HC Deb 23 October 1986 vol 102 cc1280-2
4. Mr. Proctor

asked the Secretary of State for Northern Ireland if he will make a statement on security in Northern Ireland.

9. Mr. Stephen Ross

asked the Secretary of State for Northern Ireland if he will make a statement on the current security situation within the Province.

Mr. Tom King

Since I last answered questions in the House on 3 July, 16 civilians and nine members of the security forces have died in incidents arising from the security situation. But for the courage and dedication of members of the security forces, and the public-spirited actions of a number of civilians, these tragic totals would have been even greater.

The unstinting efforts of the security forces continue to achieve results. So far this year 521 people have been charged with serious offences and 170 weapons, 15,700 rounds of ammunition, and 3,400 lb of explosives have been recovered.

Mr. Proctor

As co-chairman of the Anglo-Irish Conference, will my right hon. Friend say whether there is any validity in Dr. FitzGerald's claim that evidence to have been given against alleged terrorists by Angela Whorisky was withdrawn by the Director of Public Prosecutions because of representations that Dr. FitzGerald had made in the Anglo-Irish Conference? Will he confirm that Angela Whorisky did not herself withdraw any evidence and that the Irish Republic has now been given the right to interfere in the judicial proceedings of Northern Ireland?

Mr. King

In response to my hon. Friend's last point, of course not. Certainly no Irish Minister or the Taoiseach would dream of claiming any such thing. Any individual case is a matter for the Law Officers and the prosecuting authorities. My right hon. and learned Friend the Attorney-General has issued a statement in this connection.

Mr. McNamara

Will the Secretary of State confirm that the figures that his Department gave me about increases in violence arising in the 11 months after the signing of the Anglo-Irish accord compared with the figures for violence in the 12 months before the Anglo-Irish accord show that, apart from injuries, there has been no real significant increase and that there has been a marked decrease in the number of shootings and bombings? Therefore, in spite of the hysteria from the extreme Provisionals and the extreme Unionists, one is able to say that there has been no real material worsening of the security position as a result of the accord and that there has been a marked improvement in respect of the finding of bombs, caches and so on.

Mr.
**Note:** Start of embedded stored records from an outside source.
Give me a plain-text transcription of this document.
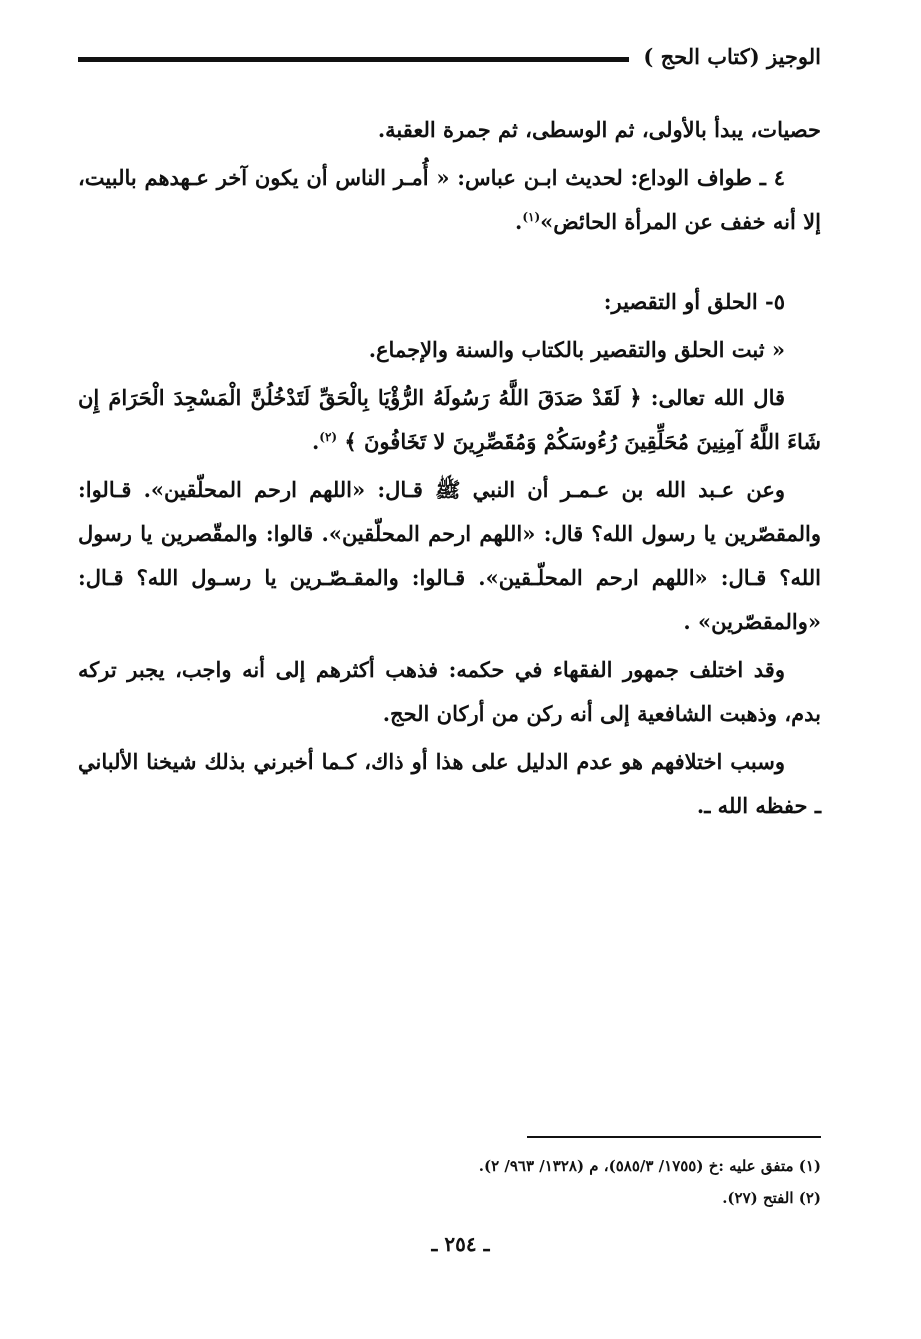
الوجيز (كتاب الحج )

حصيات، يبدأ بالأولى، ثم الوسطى، ثم جمرة العقبة.

٤ ـ طواف الوداع: لحديث ابـن عباس: « أُمـر الناس أن يكون آخر عـهدهم بالبيت، إلا أنه خفف عن المرأة الحائض»$^{(١)}$.

٥- الحلق أو التقصير:

« ثبت الحلق والتقصير بالكتاب والسنة والإجماع.

قال الله تعالى: ﴿ لَقَدْ صَدَقَ اللَّهُ رَسُولَهُ الرُّؤْيَا بِالْحَقِّ لَتَدْخُلُنَّ الْمَسْجِدَ الْحَرَامَ إِن شَاءَ اللَّهُ آمِنِينَ مُحَلِّقِينَ رُءُوسَكُمْ وَمُقَصِّرِينَ لا تَخَافُونَ ﴾ $^{(٢)}$.

وعن عـبد الله بن عـمـر أن النبي ﷺ قـال: «اللهم ارحم المحلّقين». قـالوا: والمقصّرين يا رسول الله؟ قال: «اللهم ارحم المحلّقين». قالوا: والمقّصرين يا رسول الله؟ قـال: «اللهم ارحم المحلّـقين». قـالوا: والمقـصّـرين يا رسـول الله؟ قـال: «والمقصّرين» .

وقد اختلف جمهور الفقهاء في حكمه: فذهب أكثرهم إلى أنه واجب، يجبر تركه بدم، وذهبت الشافعية إلى أنه ركن من أركان الحج.

وسبب اختلافهم هو عدم الدليل على هذا أو ذاك، كـما أخبرني بذلك شيخنا الألباني ـ حفظه الله ـ.

(١) متفق عليه :خ (١٧٥٥/ ٥٨٥/٣)، م (١٣٢٨/ ٩٦٣/ ٢).
(٢) الفتح (٢٧).
ـ ٢٥٤ ـ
King

As is well known, the figure for killings is about the same this year as it was for the whole of last year, but, against that, it is very much lower than some years ago. I take no comfort from that, because I know that the whole House will share my view that the figures are far too high. The hon. Gentleman is right about the success of the security forces. The House may be aware of the recovery of some very dangerous weapons indeed only in recent days. There has also been success in recovering a certain amount of explosives and weapons.

Ms. Clare Short

Will the Secretary of State confirm that the big increase in violence since the Anglo-Irish Agreement has been in the number of sectarian assassinations by Loyalist paramilitaries? On the general security situation, what information is he willing to share with us about links between elected Loyalist politicians who are represented in this House and those paramilitary organisations? For example, at the Bingham funeral of a man who was buried with full UVF paraphernalia on his coffin, members of the Democratic Unionist party had called at his house and openly shown support for that kind of paramilitary activity. When will the right hon. Gentleman denounce that as even handedly as he denounces Sinn Fein politicians?

Mr. King

I have done that on a number of occasions. The hon. Lady is fair and she will know that on previous occasions I have deplored the fact that there are any hon. Members in this House who have any association whatsoever with paramilitary activities. I have made that absolutely clear. The House will be aware that there have been a number of serious incidents, including a number of serious paramilitary incidents and incitement to sectarian violence. Although there has been such an increase, there is no question but that the IRA views the Anglo-Irish Agreement as a great threat to its activities. The cooperation of the British and Irish Governments in this connection is a threat to the IRA. There is no doubt that it is seeking to escalate violence and to destroy the agreement. Some people try to oppose the agreement because they do not understand what it means. The IRA is seeking to oppose the agreement because it understands all too well what it means.